Actress Megan Fox also fits the Mask exceptionally well.
Dianna Agron of the TV show Glee, fits Marquardt's Frontal Smiling Mask nearly perfectly.
Perennial beauty, Grace Kelly also fits the Lateral Mask quite well.
The biggest surprise for me was how well the Mask fit actress Barbara Hale, whose face I had decided to plot just because she had been one of Gil Elvgren's models. Elvgren defintiely had a good eye for beauty.
Marquardt also superimposes his Mask on several pieces of famous art on the MBA site.
A painting of The Madonna by Raphael
Lady Agnew by John Singer Sargent. Lady Agnew was considered a beauty, and Sargent's painting does her comeliness justice.
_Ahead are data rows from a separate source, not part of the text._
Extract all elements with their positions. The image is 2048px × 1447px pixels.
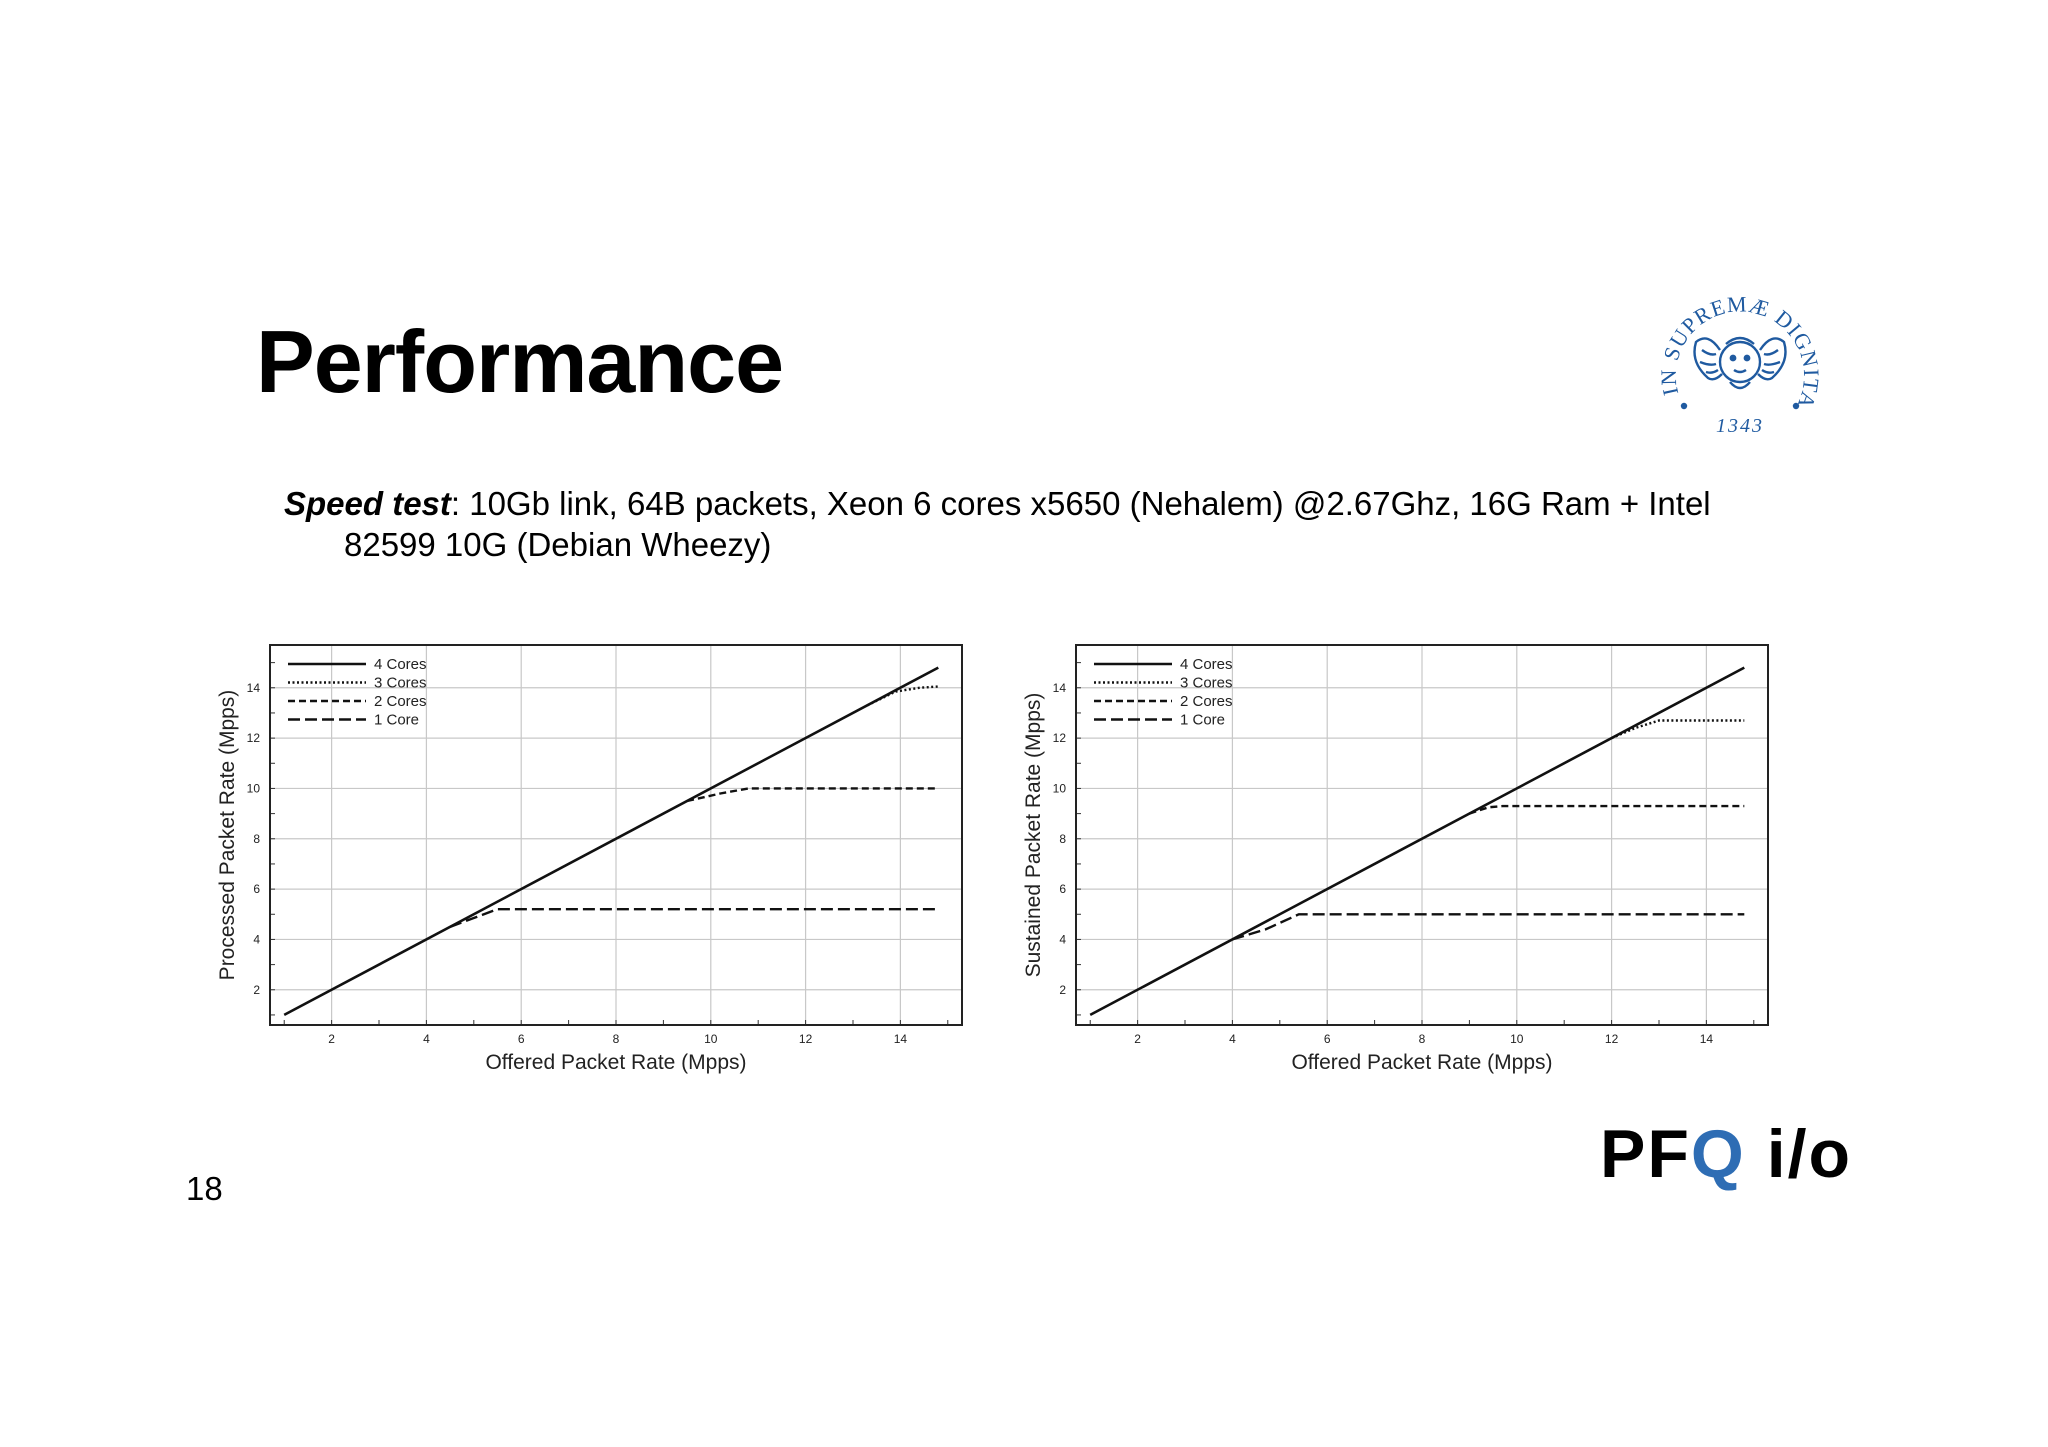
x-tick-label: 8: [613, 1032, 620, 1046]
subtitle-lead: Speed test: [284, 485, 451, 522]
series-line-2-cores: [686, 787, 939, 803]
series-line-3-cores: [866, 685, 939, 707]
series-line-4-cores: [283, 666, 939, 1017]
page-number: 18: [186, 1170, 223, 1207]
x-axis-label: Offered Packet Rate (Mpps): [1291, 1051, 1552, 1074]
x-tick-label: 8: [1419, 1032, 1426, 1046]
y-tick-label: 6: [253, 882, 260, 896]
legend-label: 2 Cores: [374, 693, 427, 710]
series-line-2-cores: [1469, 804, 1745, 815]
y-axis-label: Processed Packet Rate (Mpps): [216, 690, 239, 981]
legend-label: 2 Cores: [1180, 693, 1233, 710]
y-tick-label: 4: [253, 932, 260, 946]
y-tick-label: 8: [253, 832, 260, 846]
plot-frame: [269, 644, 963, 1026]
y-tick-label: 2: [253, 983, 260, 997]
slide-title: Performance: [256, 312, 784, 411]
y-tick-label: 14: [247, 681, 261, 695]
y-axis-label: Sustained Packet Rate (Mpps): [1022, 693, 1045, 978]
y-tick-label: 12: [247, 731, 261, 745]
x-tick-label: 14: [894, 1032, 908, 1046]
x-tick-label: 2: [1134, 1032, 1141, 1046]
y-tick-label: 6: [1059, 882, 1066, 896]
x-tick-label: 6: [1324, 1032, 1331, 1046]
y-tick-label: 2: [1059, 983, 1066, 997]
x-tick-label: 10: [704, 1032, 718, 1046]
x-tick-label: 14: [1700, 1032, 1714, 1046]
chart-processed-rate: 2 4 6 8 10 12 14 2 4 6 8 10 12 14 Offered Packet Rate …: [216, 644, 963, 1074]
series-line-4-cores: [1089, 666, 1745, 1017]
brand-suffix: i/o: [1745, 1116, 1853, 1192]
subtitle-line-2: 82599 10G (Debian Wheezy): [344, 526, 772, 563]
x-tick-label: 6: [518, 1032, 525, 1046]
x-tick-label: 10: [1510, 1032, 1524, 1046]
legend-label: 3 Cores: [374, 675, 427, 692]
slide-subtitle: Speed test: 10Gb link, 64B packets, Xeon…: [284, 483, 1844, 565]
plot-frame: [1075, 644, 1769, 1026]
x-tick-label: 12: [799, 1032, 813, 1046]
series-line-1-core: [1232, 913, 1745, 941]
y-tick-label: 4: [1059, 932, 1066, 946]
brand-prefix: PF: [1600, 1116, 1691, 1192]
x-tick-label: 4: [1229, 1032, 1236, 1046]
series-line-3-cores: [1611, 719, 1745, 740]
series-line-1-core: [449, 908, 939, 929]
seal-angel-icon: [1693, 336, 1787, 390]
legend-label: 4 Cores: [1180, 656, 1233, 673]
chart-sustained-rate: 2 4 6 8 10 12 14 2 4 6 8 10 12 14 Offered Packet Rate …: [1022, 644, 1769, 1074]
brand-q: Q: [1690, 1116, 1746, 1192]
subtitle-line-1: Speed test: 10Gb link, 64B packets, Xeon…: [284, 483, 1844, 524]
y-tick-label: 10: [1053, 781, 1067, 795]
seal-dot-left: [1680, 402, 1688, 410]
x-axis-label: Offered Packet Rate (Mpps): [485, 1051, 746, 1074]
y-tick-label: 12: [1053, 731, 1067, 745]
y-tick-label: 14: [1053, 681, 1067, 695]
x-tick-label: 12: [1605, 1032, 1619, 1046]
y-tick-label: 8: [1059, 832, 1066, 846]
pfq-brand-logo: PFQ i/o: [1600, 1120, 1852, 1188]
y-tick-label: 10: [247, 781, 261, 795]
legend-label: 4 Cores: [374, 656, 427, 673]
subtitle-rest: : 10Gb link, 64B packets, Xeon 6 cores x…: [450, 485, 1711, 522]
university-seal-logo: IN SUPREMÆ DIGNITATIS 1343: [1650, 270, 1823, 437]
x-tick-label: 4: [423, 1032, 430, 1046]
legend-label: 1 Core: [374, 712, 419, 729]
legend-label: 3 Cores: [1180, 675, 1233, 692]
seal-year: 1343: [1716, 415, 1764, 437]
seal-dot-right: [1792, 402, 1800, 410]
legend-label: 1 Core: [1180, 712, 1225, 729]
x-tick-label: 2: [328, 1032, 335, 1046]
I also mapped a few images by artists whom I have previously profiled for their personal senses of beauty.
In this classic pin-up, the Mask fits Elvgren's portrayal of smiling model Janet Rae perfectly, except in the eyebrows, which the artist intentionally exaggerated.
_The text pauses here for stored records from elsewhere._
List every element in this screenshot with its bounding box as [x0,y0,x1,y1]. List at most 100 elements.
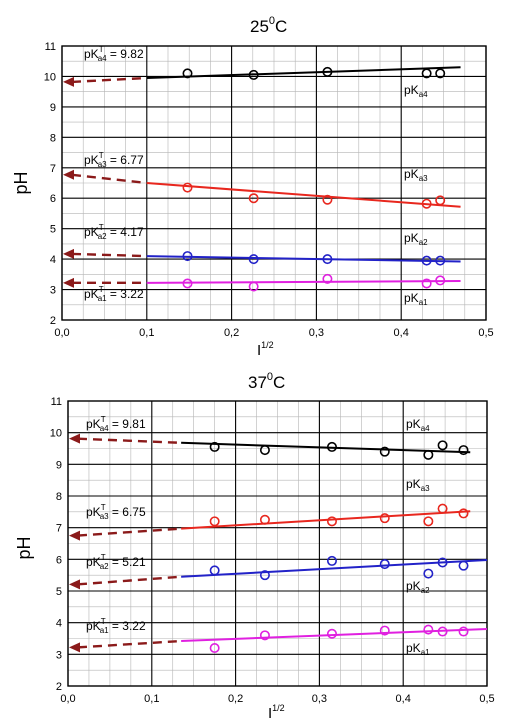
y-tick-label: 10 [44,71,56,83]
y-tick-label: 5 [56,586,62,598]
extrapolation-line [77,575,182,586]
series-pKa3 [69,503,471,541]
data-point [326,628,337,639]
series-pKa4 [63,66,461,87]
data-point [259,514,270,525]
data-point [379,559,390,570]
data-point [326,555,337,566]
series-pKa2 [69,555,488,590]
data-point [421,68,432,79]
y-tick-label: 7 [50,163,56,175]
data-point [259,630,270,641]
y-tick-label: 8 [50,132,56,144]
y-tick-label: 10 [50,428,62,440]
data-point [182,278,193,289]
data-point [248,281,259,292]
y-axis-label: pH [14,536,34,559]
data-point [379,625,390,636]
fit-line [181,628,488,643]
plot-frame [67,400,488,687]
x-axis-label: I1/2 [268,703,285,722]
pk-value-label: pKT a1 = 3.22 [86,617,146,635]
y-tick-label: 11 [45,41,56,53]
grid [61,45,487,321]
extrapolation-arrow-icon [63,248,74,259]
extrapolation-line [71,76,147,84]
pk-value-label: pKT a3 = 6.75 [86,503,146,521]
curve-label: pKa1 [404,291,428,307]
fit-line [181,510,471,530]
x-tick-label: 0,2 [228,693,243,705]
y-tick-label: 9 [50,102,56,114]
pk-value-label: pKT a3 = 6.77 [84,151,144,169]
curve-label: pKa3 [406,477,430,493]
data-point [248,254,259,265]
chart-title: 250C [250,15,287,36]
pk-value-label: pKT a1 = 3.22 [84,285,144,303]
data-point [435,68,446,79]
extrapolation-arrow-icon [69,530,80,541]
chart-37c: 370C pH I1/2 2 3 4 5 6 7 8 9 10 11 0,0 0,1 0,2 0,3 0,4… [14,371,495,722]
extrapolation-arrow-icon [69,579,80,590]
data-point [435,195,446,206]
data-point [379,513,390,524]
data-point [259,570,270,581]
fit-line [146,66,461,79]
data-point [458,560,469,571]
chart-title: 370C [248,371,285,392]
data-point [182,68,193,79]
y-tick-label: 2 [56,681,62,693]
extrapolation-line [77,639,182,649]
y-tick-label: 4 [50,254,56,266]
data-point [435,255,446,266]
data-point [209,565,220,576]
data-point [322,254,333,265]
x-tick-label: 0,4 [394,327,409,339]
data-point [458,626,469,637]
curve-label: pKa2 [404,231,428,247]
extrapolation-arrow-icon [63,277,74,288]
curve-label: pKa2 [406,579,430,595]
data-point [182,251,193,262]
series-pKa2 [63,248,461,266]
y-tick-label: 2 [50,315,56,327]
fit-line [146,280,461,284]
data-point [248,193,259,204]
data-point [458,508,469,519]
y-tick-label: 5 [50,224,56,236]
data-point [423,449,434,460]
data-point [326,441,337,452]
data-point [458,445,469,456]
fit-line [181,558,488,578]
fit-line [146,182,461,208]
x-tick-label: 0,3 [309,327,324,339]
series-pKa4 [69,433,471,460]
x-tick-label: 0,0 [60,693,75,705]
data-point [259,445,270,456]
y-tick-label: 3 [50,285,56,297]
data-point [437,626,448,637]
data-point [322,194,333,205]
data-point [437,503,448,514]
data-point [326,516,337,527]
extrapolation-arrow-icon [63,76,74,87]
extrapolation-line [71,173,147,185]
x-tick-label: 0,5 [478,327,493,339]
data-point [209,642,220,653]
x-tick-label: 0,2 [224,327,239,339]
y-tick-label: 8 [56,491,62,503]
data-point [379,446,390,457]
data-point [322,273,333,284]
pk-value-label: pKT a4 = 9.81 [86,415,146,433]
data-point [435,275,446,286]
series-pKa3 [63,169,461,209]
y-axis-label: pH [11,171,31,194]
curve-label: pKa3 [404,167,428,183]
curve-label: pKa4 [404,83,428,99]
series-pKa1 [69,624,488,653]
data-point [421,198,432,209]
data-point [423,624,434,635]
data-point [209,516,220,527]
y-tick-label: 9 [56,459,62,471]
x-tick-label: 0,1 [144,693,159,705]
Andrew Loomis' excellent painting of a man has features which match the size and relative shape of Marquardt's Mask, but the placement of those features is quite different from the Mask's layout.
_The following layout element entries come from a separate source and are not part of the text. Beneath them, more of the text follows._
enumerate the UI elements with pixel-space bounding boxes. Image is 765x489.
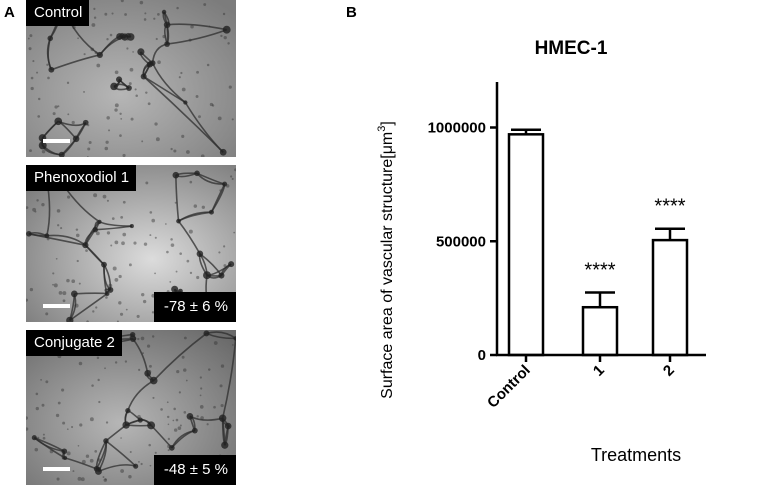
y-tick-label: 500000 [436,233,486,250]
percent-change-label: -78 ± 6 % [153,292,236,322]
micrograph-conjugate: Conjugate 2 -48 ± 5 % [26,330,236,485]
y-tick-label: 1000000 [428,120,486,137]
bar-chart: HMEC-1 Surface area of vascular structur… [376,38,706,465]
x-axis-label: Treatments [591,445,681,465]
scale-bar [43,467,70,471]
chart-title: HMEC-1 [535,38,608,59]
y-axis-label-superscript: 3 [376,126,388,132]
x-tick-label: 1 [590,362,608,380]
vascular-network-image [26,0,236,157]
micrograph-label: Conjugate 2 [26,330,122,356]
y-axis-label-end: ] [379,121,396,125]
micrograph-phenoxodiol: Phenoxodiol 1 -78 ± 6 % [26,165,236,322]
bar-treatment-1 [581,305,619,357]
bar-control [507,133,545,357]
micrograph-label: Phenoxodiol 1 [26,165,137,191]
micrograph-control: Control [26,0,236,157]
panel-a-letter: A [4,4,15,21]
y-tick-label: 0 [478,347,486,364]
bar-treatment-2 [651,238,689,357]
significance-marker: **** [584,259,615,281]
panel-b-letter: B [346,4,357,21]
y-axis-label-text: Surface area of vascular structure[μm [379,132,396,399]
micrograph-label: Control [26,0,90,26]
percent-change-label: -48 ± 5 % [153,455,236,485]
significance-marker: **** [654,196,685,218]
y-axis-label: Surface area of vascular structure[μm3] [376,121,396,399]
scale-bar [43,304,70,308]
x-tick-label: Control [484,362,534,412]
x-tick-label: 2 [660,362,678,380]
scale-bar [43,139,70,143]
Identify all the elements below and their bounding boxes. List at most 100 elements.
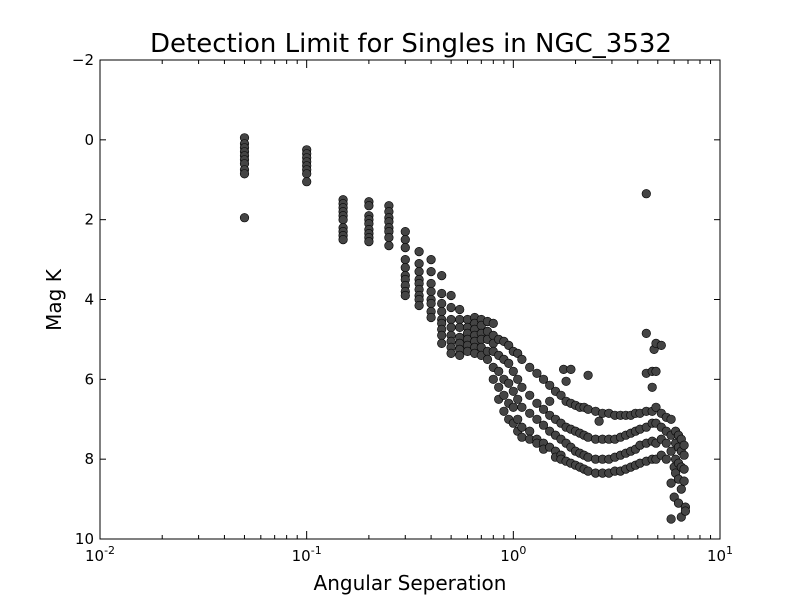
data-point (661, 438, 671, 448)
data-point (647, 382, 657, 392)
data-point (641, 189, 651, 199)
data-point (494, 382, 504, 392)
y-tick-label: −2 (72, 51, 94, 69)
data-point (525, 426, 535, 436)
data-point (446, 322, 456, 333)
y-tick-label: 2 (84, 211, 94, 229)
data-point (517, 422, 527, 432)
x-tick-label: 100 (500, 544, 526, 565)
data-point (437, 298, 447, 309)
y-tick-label: 0 (84, 131, 94, 149)
data-point (426, 286, 436, 297)
chart-title: Detection Limit for Singles in NGC_3532 (150, 29, 672, 59)
data-point (673, 498, 684, 508)
data-point (656, 340, 666, 351)
data-point (583, 466, 593, 476)
data-point (661, 454, 671, 464)
data-point (437, 306, 447, 317)
data-point (400, 243, 410, 253)
data-point (400, 235, 410, 245)
data-point (508, 386, 518, 396)
data-point (504, 378, 514, 388)
data-point (545, 380, 555, 390)
data-point (426, 312, 436, 323)
data-point (594, 416, 604, 426)
data-point (499, 390, 509, 400)
data-point (641, 328, 651, 339)
data-point (556, 390, 566, 400)
data-point (437, 288, 447, 299)
data-point (538, 374, 549, 384)
data-point (583, 432, 593, 442)
data-point (455, 322, 465, 333)
data-point (446, 290, 456, 301)
data-point (426, 267, 436, 277)
data-point (517, 382, 527, 392)
data-point (666, 446, 676, 456)
data-point (666, 478, 676, 488)
data-point (488, 374, 498, 384)
data-point (508, 366, 518, 377)
data-point (384, 233, 394, 243)
data-point (437, 338, 447, 349)
data-point (446, 348, 456, 359)
data-point (538, 404, 549, 414)
data-point (532, 414, 542, 424)
data-point (364, 201, 374, 211)
data-point (676, 484, 686, 494)
data-point (508, 402, 518, 412)
data-point (446, 302, 456, 313)
data-point (494, 366, 504, 377)
data-point (488, 318, 498, 329)
points-layer (239, 133, 691, 524)
data-point (414, 247, 424, 257)
data-point (513, 414, 523, 424)
data-point (651, 402, 661, 412)
data-point (400, 227, 410, 237)
data-point (583, 452, 593, 462)
data-point (400, 290, 410, 301)
x-tick-label: 10-1 (292, 544, 322, 565)
y-axis-title: Mag K (42, 268, 66, 331)
y-tick-label: 8 (84, 450, 94, 468)
data-point (504, 358, 514, 369)
data-point (239, 169, 250, 179)
data-point (414, 259, 424, 269)
data-point (437, 271, 447, 281)
x-tick-label: 10-2 (85, 544, 115, 565)
x-tick-label: 101 (707, 544, 733, 565)
data-point (679, 464, 689, 474)
data-point (338, 215, 348, 225)
data-point (446, 314, 456, 325)
data-point (400, 255, 410, 265)
data-point (679, 440, 689, 450)
data-point (513, 394, 523, 404)
data-point (482, 354, 493, 365)
data-point (499, 406, 509, 416)
data-point (538, 420, 549, 430)
data-point (239, 213, 250, 223)
data-point (525, 362, 535, 373)
data-point (338, 235, 348, 245)
data-point (414, 300, 424, 311)
data-point (364, 237, 374, 247)
data-point (437, 330, 447, 341)
data-point (513, 374, 523, 384)
data-point (426, 255, 436, 265)
data-point (679, 450, 689, 460)
data-point (426, 278, 436, 289)
data-point (666, 414, 676, 424)
data-point (561, 376, 571, 386)
data-point (680, 506, 691, 516)
data-point (302, 169, 312, 179)
data-point (566, 364, 576, 375)
data-point (384, 241, 394, 251)
data-point (666, 514, 676, 524)
data-point (302, 177, 312, 187)
data-point (525, 408, 535, 418)
x-axis-title: Angular Seperation (314, 571, 507, 595)
data-point (455, 350, 465, 361)
data-point (532, 398, 542, 408)
y-tick-label: 4 (84, 291, 94, 309)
Waterhouse's ideal of beauty doesn't match the Phi Mask at all.
Despite Marquardt's claims of the Mask's universality, detractors point out that it best fits northern European caucasian women with masculine features. This is very much due to the data collected from supermodels. (One supporter of Marquardt claims that supermodels are chosen for their masculine attributes by homosexual clothing designers who prefer the looks of males. To me, this theory seems a bit far-fetched and near-sighted at the same time. It is more likely that the women are chosen for their body types, and how those body types showcase the clothing: that the woman have features commonly associated with men has more to do with physical traits common to their body shape. Models are often chosen in their teens because their general body shape is correct, but their facial features do not yet have the angularity of an adult).
The Mask can be used much like the construction faces put forth by artists such as Andrew Loomis. On the MBA site, frontal and lateral masks are downloadable, in both smiling and repose expressions, and these can be compared to your own artwork. The easiest way to superimpose the Mask on your artwork is through photo-imaging software, such as Photoshop. In Photoshop, open your artwork, and create a new multiply layer (under the 'Mode' tab, choose 'Multiply' when creating the layer). Paste a copy of the Mask in that layer, and transform its size using the Scale feature. Tips on re-sizing the Mask can be found on the MBA site under the category Mask Applications: You and the Mask.